I have a MultiPolygon representing the city boundary of Houston and it has an extremely complicated boundary. I also have a set of ~900,000 points (that has the same minimum bounding box as that Houston polygon). About ~400,000 of these points are within the polygon but the others lie outside it. Using python, geopandas, and shapely I tried intersecting this polygon with my points using r-tree. But because the points and polygon have the same minimum bounding box, r-tree offers no speed-up. The process currently takes 30+ minutes.

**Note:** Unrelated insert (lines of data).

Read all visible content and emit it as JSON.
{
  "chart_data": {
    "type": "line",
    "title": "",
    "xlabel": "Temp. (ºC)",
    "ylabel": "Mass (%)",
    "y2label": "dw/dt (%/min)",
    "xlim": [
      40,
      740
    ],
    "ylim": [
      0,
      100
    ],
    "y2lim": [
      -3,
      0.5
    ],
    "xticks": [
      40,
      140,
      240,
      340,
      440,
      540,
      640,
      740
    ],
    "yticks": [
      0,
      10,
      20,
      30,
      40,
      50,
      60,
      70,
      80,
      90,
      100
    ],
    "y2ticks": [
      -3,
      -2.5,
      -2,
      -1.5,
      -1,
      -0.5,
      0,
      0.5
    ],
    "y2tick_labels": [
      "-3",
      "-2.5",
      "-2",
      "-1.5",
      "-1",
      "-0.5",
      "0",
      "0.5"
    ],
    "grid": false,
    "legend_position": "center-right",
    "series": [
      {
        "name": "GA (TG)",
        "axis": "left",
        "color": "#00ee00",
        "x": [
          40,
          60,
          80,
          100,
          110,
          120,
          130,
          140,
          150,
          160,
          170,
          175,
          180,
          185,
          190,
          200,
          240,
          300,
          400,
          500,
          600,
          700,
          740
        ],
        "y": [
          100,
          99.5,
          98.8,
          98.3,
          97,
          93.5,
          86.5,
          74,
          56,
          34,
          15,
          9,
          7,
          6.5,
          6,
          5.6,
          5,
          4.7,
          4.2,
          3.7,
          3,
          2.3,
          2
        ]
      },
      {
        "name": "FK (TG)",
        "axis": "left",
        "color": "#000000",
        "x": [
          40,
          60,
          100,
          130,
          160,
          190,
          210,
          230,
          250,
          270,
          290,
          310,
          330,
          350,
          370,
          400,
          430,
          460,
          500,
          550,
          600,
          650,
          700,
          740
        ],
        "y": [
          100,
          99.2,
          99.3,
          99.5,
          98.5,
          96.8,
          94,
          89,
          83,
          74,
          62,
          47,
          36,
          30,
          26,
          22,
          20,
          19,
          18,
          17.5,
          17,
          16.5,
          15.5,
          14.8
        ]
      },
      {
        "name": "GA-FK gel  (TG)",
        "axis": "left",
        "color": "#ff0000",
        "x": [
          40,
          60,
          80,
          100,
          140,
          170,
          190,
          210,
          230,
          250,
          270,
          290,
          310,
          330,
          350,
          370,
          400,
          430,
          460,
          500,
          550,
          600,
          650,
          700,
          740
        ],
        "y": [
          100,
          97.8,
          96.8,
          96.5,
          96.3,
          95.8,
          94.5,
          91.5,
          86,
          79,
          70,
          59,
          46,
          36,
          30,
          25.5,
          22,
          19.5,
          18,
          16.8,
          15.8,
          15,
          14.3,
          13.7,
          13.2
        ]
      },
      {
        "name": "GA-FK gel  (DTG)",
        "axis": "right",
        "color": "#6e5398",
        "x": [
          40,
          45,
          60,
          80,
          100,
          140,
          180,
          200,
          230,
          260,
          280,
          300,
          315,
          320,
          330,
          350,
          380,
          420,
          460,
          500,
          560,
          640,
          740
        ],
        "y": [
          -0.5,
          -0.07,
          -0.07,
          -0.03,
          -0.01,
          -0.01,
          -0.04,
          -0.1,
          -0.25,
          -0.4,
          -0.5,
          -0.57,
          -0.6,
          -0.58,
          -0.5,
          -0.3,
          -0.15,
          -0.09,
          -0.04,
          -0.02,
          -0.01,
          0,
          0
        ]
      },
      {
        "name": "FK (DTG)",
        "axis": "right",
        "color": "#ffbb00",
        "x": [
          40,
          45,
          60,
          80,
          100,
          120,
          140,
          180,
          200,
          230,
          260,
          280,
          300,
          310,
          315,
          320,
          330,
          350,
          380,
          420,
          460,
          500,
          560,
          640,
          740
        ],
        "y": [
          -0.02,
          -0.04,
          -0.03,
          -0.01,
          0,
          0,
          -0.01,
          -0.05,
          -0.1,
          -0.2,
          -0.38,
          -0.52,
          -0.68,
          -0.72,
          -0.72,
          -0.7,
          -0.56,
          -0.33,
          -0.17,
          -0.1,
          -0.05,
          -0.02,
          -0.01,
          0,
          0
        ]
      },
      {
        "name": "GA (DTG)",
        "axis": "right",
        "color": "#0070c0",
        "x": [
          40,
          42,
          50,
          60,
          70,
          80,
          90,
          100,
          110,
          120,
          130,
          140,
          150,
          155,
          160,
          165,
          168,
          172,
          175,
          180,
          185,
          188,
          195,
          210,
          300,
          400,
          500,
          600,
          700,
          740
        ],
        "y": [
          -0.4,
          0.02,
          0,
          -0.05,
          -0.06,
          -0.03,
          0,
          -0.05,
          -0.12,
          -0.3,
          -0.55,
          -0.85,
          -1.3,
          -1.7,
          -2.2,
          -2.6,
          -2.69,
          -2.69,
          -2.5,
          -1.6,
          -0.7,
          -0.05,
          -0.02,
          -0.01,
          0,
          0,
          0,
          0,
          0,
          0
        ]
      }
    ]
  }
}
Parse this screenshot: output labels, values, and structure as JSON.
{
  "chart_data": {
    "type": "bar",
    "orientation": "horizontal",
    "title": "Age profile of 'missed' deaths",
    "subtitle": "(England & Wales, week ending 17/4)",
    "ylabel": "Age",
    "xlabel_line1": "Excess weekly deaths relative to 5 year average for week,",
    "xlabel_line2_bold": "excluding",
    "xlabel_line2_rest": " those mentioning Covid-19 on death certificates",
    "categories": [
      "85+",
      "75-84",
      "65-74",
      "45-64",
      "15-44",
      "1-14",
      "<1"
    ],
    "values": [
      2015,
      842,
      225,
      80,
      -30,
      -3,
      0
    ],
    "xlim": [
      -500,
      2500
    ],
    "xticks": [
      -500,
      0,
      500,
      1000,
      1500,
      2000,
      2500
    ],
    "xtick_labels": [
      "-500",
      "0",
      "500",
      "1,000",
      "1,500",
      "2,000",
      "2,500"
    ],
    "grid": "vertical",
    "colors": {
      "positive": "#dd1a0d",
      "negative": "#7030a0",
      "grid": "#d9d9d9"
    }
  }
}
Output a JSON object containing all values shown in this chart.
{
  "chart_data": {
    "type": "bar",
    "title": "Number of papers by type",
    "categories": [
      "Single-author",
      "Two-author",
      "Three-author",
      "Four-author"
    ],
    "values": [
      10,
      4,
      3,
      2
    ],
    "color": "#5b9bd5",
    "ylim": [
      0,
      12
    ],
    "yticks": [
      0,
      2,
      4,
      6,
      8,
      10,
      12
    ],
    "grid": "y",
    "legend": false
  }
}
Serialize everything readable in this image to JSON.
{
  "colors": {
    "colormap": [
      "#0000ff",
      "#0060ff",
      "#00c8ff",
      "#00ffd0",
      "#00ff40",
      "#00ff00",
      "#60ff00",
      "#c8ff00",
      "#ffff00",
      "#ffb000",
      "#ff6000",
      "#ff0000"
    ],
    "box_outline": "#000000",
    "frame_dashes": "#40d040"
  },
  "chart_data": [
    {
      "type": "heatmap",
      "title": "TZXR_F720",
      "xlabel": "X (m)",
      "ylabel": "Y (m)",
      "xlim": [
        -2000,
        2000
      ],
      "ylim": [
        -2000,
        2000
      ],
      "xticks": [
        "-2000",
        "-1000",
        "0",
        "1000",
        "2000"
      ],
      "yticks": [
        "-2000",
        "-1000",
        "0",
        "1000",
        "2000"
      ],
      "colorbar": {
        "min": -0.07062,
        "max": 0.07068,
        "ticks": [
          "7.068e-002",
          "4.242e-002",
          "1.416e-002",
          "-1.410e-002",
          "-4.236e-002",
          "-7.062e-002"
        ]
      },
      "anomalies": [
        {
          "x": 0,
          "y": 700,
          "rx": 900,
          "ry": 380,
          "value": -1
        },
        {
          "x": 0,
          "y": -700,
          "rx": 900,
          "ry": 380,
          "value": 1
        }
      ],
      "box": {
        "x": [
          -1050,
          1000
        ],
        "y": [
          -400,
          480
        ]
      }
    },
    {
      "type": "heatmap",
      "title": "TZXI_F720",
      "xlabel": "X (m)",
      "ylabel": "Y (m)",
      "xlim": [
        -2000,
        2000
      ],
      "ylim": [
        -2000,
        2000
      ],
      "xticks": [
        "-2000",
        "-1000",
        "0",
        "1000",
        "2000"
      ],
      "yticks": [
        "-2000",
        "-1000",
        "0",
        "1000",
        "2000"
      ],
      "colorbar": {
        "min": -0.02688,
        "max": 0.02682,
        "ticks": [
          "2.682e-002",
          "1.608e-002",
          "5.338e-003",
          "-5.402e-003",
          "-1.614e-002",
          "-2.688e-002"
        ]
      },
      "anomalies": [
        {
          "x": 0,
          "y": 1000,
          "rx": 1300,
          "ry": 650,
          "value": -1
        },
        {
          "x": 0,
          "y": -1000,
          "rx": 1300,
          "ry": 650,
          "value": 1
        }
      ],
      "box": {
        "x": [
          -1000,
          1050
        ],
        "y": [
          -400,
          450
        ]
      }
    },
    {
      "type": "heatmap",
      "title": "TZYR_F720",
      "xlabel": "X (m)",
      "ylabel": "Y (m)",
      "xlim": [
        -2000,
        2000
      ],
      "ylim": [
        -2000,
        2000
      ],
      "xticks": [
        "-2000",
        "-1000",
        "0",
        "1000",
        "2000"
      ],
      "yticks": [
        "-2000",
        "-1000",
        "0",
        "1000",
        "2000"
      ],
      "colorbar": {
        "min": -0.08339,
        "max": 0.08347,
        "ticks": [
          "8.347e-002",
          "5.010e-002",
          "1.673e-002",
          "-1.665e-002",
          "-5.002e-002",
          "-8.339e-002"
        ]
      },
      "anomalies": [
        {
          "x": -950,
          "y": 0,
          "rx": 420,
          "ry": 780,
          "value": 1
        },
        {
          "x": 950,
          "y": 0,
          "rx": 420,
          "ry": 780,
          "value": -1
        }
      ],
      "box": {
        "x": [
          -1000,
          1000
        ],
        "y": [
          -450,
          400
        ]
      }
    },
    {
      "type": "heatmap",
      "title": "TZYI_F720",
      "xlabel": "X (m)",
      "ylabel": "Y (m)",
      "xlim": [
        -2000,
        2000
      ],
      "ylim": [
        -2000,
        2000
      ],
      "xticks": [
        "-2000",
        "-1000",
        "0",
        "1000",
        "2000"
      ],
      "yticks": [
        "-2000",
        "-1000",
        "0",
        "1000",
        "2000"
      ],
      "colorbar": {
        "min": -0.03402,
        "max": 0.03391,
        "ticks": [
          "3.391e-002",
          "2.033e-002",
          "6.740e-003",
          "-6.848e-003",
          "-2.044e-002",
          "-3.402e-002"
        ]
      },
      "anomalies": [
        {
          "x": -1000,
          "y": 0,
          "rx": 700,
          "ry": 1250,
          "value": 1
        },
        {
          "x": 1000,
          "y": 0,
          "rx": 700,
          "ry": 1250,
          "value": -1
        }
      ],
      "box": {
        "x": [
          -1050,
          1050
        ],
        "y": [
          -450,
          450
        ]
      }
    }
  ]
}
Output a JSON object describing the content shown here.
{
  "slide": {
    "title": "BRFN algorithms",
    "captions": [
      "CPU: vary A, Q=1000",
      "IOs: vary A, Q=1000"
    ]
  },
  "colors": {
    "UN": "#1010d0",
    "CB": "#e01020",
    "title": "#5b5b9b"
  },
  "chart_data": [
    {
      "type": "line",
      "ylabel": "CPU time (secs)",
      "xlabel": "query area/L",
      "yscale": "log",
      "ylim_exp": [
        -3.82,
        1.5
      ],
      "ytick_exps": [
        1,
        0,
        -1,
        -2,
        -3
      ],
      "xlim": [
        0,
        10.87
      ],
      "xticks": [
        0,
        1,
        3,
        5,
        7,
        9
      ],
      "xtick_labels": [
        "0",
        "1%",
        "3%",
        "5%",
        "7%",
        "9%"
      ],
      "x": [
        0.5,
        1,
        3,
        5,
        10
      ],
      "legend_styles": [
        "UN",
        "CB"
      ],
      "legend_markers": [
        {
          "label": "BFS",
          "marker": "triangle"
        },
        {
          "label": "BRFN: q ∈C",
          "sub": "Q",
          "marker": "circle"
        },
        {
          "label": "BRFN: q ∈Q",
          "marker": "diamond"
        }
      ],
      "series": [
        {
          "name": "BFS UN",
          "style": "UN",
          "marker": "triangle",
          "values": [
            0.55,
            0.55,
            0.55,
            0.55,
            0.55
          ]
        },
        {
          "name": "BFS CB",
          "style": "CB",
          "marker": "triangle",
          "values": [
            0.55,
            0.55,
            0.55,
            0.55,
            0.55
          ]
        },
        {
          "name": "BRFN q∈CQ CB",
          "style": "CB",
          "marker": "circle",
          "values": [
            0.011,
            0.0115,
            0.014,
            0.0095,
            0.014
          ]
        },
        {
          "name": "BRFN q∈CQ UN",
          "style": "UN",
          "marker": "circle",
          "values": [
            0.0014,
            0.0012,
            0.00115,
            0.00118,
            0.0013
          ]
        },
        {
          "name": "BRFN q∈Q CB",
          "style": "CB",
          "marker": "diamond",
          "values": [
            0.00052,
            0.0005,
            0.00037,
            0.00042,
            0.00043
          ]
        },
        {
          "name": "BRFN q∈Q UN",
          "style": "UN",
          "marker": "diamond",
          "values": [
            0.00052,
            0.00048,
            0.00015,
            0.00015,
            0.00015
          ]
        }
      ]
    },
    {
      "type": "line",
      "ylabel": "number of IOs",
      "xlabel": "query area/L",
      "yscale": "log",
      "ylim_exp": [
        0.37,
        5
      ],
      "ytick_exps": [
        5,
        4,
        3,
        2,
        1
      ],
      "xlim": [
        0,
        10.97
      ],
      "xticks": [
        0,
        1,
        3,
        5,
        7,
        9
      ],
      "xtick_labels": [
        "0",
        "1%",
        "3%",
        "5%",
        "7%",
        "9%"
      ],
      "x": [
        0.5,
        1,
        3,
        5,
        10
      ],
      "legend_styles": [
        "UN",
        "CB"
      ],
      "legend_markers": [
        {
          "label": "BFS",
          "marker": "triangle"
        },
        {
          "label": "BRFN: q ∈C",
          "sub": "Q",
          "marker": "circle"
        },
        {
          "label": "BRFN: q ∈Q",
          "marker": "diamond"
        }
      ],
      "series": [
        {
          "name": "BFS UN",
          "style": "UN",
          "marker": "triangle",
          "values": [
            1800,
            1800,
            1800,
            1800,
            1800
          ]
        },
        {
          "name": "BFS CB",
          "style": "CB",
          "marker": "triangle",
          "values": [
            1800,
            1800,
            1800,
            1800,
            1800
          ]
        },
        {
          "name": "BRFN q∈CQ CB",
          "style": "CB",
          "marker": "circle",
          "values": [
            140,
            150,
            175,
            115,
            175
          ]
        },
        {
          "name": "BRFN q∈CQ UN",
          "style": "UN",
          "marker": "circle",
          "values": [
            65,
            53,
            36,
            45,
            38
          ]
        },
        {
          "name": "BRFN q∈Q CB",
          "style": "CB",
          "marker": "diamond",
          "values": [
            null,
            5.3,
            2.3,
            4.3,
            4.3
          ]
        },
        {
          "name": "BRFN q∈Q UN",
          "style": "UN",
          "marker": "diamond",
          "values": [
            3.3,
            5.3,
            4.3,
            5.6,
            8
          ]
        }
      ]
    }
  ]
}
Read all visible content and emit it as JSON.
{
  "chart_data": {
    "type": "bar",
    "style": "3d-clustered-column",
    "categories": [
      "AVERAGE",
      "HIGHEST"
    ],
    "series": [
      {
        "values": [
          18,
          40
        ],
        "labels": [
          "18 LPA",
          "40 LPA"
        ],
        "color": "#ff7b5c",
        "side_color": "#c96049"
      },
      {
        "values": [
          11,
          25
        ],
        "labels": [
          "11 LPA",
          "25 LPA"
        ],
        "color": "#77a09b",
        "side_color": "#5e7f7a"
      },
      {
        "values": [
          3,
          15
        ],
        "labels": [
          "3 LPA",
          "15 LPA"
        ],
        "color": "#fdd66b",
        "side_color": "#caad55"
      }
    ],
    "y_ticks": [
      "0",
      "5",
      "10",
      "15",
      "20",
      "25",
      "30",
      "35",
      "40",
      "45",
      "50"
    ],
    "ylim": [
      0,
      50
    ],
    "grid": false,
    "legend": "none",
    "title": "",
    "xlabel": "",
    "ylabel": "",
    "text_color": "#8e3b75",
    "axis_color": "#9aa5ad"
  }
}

Which (if any) type of spatial index can I use to accelerate my intersection query when the polygon and points have the same minimum bounding box?
Edit to add code snippet here:
sindex = gdf['geometry'].sindex
possible_matches_index = list(sindex.intersection(polygon.bounds))
possible_matches = gdf.iloc[possible_matches_index]
points_in_polygon = possible_matches[possible_matches.intersects(polygon)]
Best Answer
I try to explain with an image. If you do not agree that this strategy works I will delete my answer. However, I will continue to use it in my own work.
I took Texas as an example and I split it into 1 by 1 degree pieces. The grid that shows behind corresponds with the R-Tree index despite at the boundaries where the real R-Tree BBOXes are smaller.
In the Texas case a point never hits more than one R-Tree box. In case of adjacent polygons there may be more hits, but never more than a handful. Next thing to do is to make an Intersects test with a true geometry of the corresponding piece. If point is inside that piece it is inside Texas as well, and in the USA, North America etc.